O cenário mudou após o fracasso das negociações entre Estados Unidos e Irã e o aumento dos ataques a petroleiros no Mar Vermelho, fatores que elevaram as preocupações sobre a oferta global da commodity e pressionaram os preços internacionais.
De acordo com a Agência Brasil, o governo chegou a avaliar o encerramento do benefício após um período de redução das tensões internacionais, mas a piora do cenário levou a equipe econômica a rever a decisão.
Enquanto isso, o subsídio ao diesel permanece em vigor no valor de R$ 1,12 por litro. A Medida Provisória nº 1.363, que criou o incentivo, foi prorrogada pelo Congresso Nacional por mais 60 dias. Ao final de cada período, o Ministério da Fazenda poderá manter, alterar ou encerrar o benefício, desde que comunique previamente os beneficiários.

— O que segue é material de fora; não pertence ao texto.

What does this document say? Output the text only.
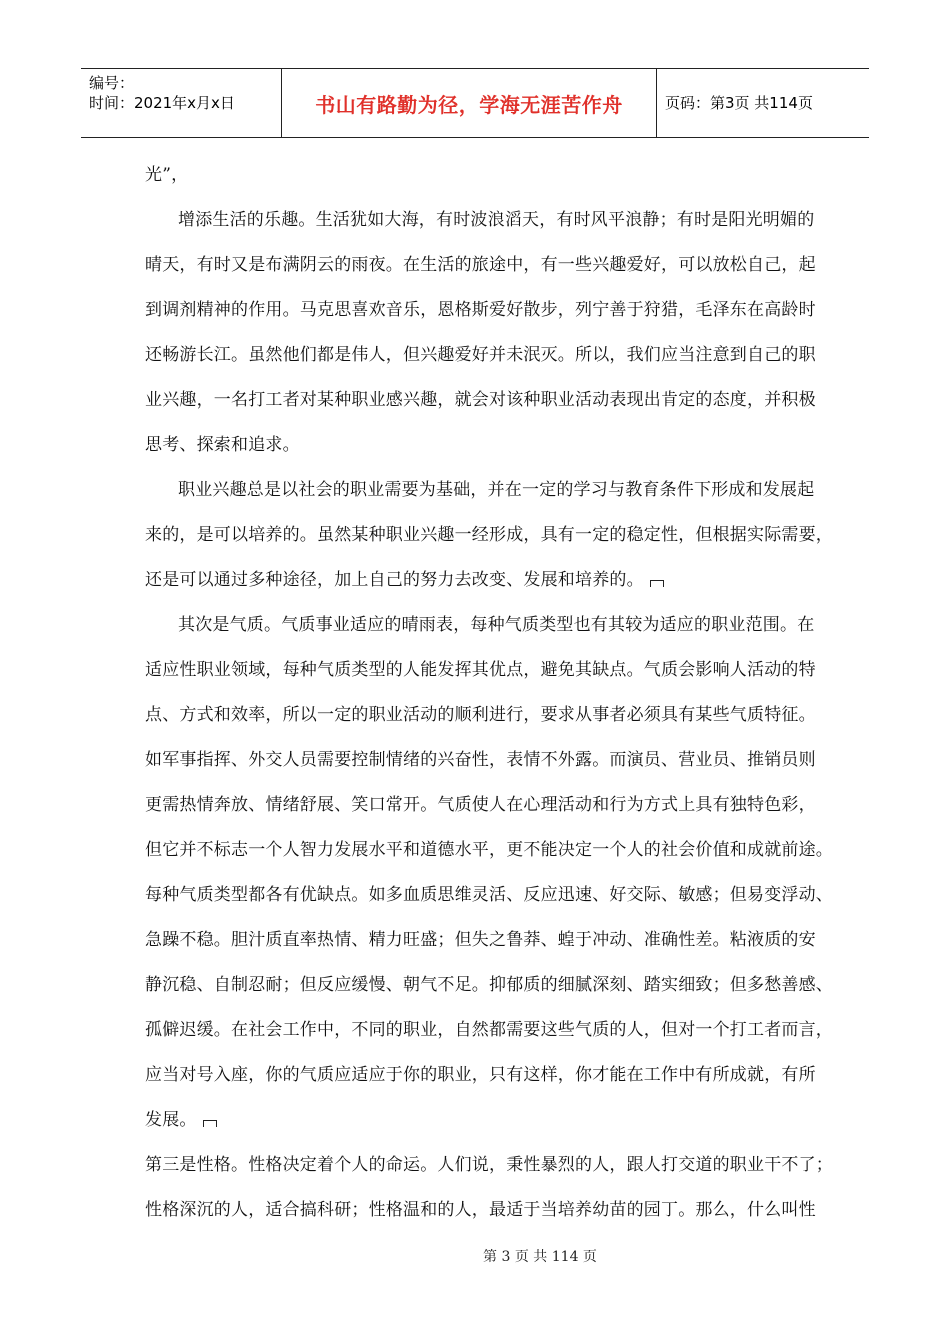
编号：
时间：2021年x月x日	书山有路勤为径，学海无涯苦作舟	页码：第3页 共114页
光”，
增添生活的乐趣。生活犹如大海，有时波浪滔天，有时风平浪静；有时是阳光明媚的
晴天，有时又是布满阴云的雨夜。在生活的旅途中，有一些兴趣爱好，可以放松自己，起
到调剂精神的作用。马克思喜欢音乐，恩格斯爱好散步，列宁善于狩猎，毛泽东在高龄时
还畅游长江。虽然他们都是伟人，但兴趣爱好并未泯灭。所以，我们应当注意到自己的职
业兴趣，一名打工者对某种职业感兴趣，就会对该种职业活动表现出肯定的态度，并积极
思考、探索和追求。
职业兴趣总是以社会的职业需要为基础，并在一定的学习与教育条件下形成和发展起
来的，是可以培养的。虽然某种职业兴趣一经形成，具有一定的稳定性，但根据实际需要，
还是可以通过多种途径，加上自己的努力去改变、发展和培养的。
其次是气质。气质事业适应的晴雨表，每种气质类型也有其较为适应的职业范围。在
适应性职业领域，每种气质类型的人能发挥其优点，避免其缺点。气质会影响人活动的特
点、方式和效率，所以一定的职业活动的顺利进行，要求从事者必须具有某些气质特征。
如军事指挥、外交人员需要控制情绪的兴奋性，表情不外露。而演员、营业员、推销员则
更需热情奔放、情绪舒展、笑口常开。气质使人在心理活动和行为方式上具有独特色彩，
但它并不标志一个人智力发展水平和道德水平，更不能决定一个人的社会价值和成就前途。
每种气质类型都各有优缺点。如多血质思维灵活、反应迅速、好交际、敏感；但易变浮动、
急躁不稳。胆汁质直率热情、精力旺盛；但失之鲁莽、蝗于冲动、准确性差。粘液质的安
静沉稳、自制忍耐；但反应缓慢、朝气不足。抑郁质的细腻深刻、踏实细致；但多愁善感、
孤僻迟缓。在社会工作中，不同的职业，自然都需要这些气质的人，但对一个打工者而言，
应当对号入座，你的气质应适应于你的职业，只有这样，你才能在工作中有所成就，有所
发展。
第三是性格。性格决定着个人的命运。人们说，秉性暴烈的人，跟人打交道的职业干不了；
性格深沉的人，适合搞科研；性格温和的人，最适于当培养幼苗的园丁。那么，什么叫性
第 3 页 共 114 页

Além da manutenção dos subsídios, o governo também aposta em outras iniciativas para reduzir os impactos da alta dos combustíveis. Entre elas está o aumento da mistura obrigatória de etanol anidro na gasolina para 32%, autorizado pelo Conselho Nacional de Política Energética (CNPE) por um período inicial de 180 dias. A expectativa é diminuir a dependência da gasolina derivada do petróleo e ajudar a conter novos reajustes ao consumidor.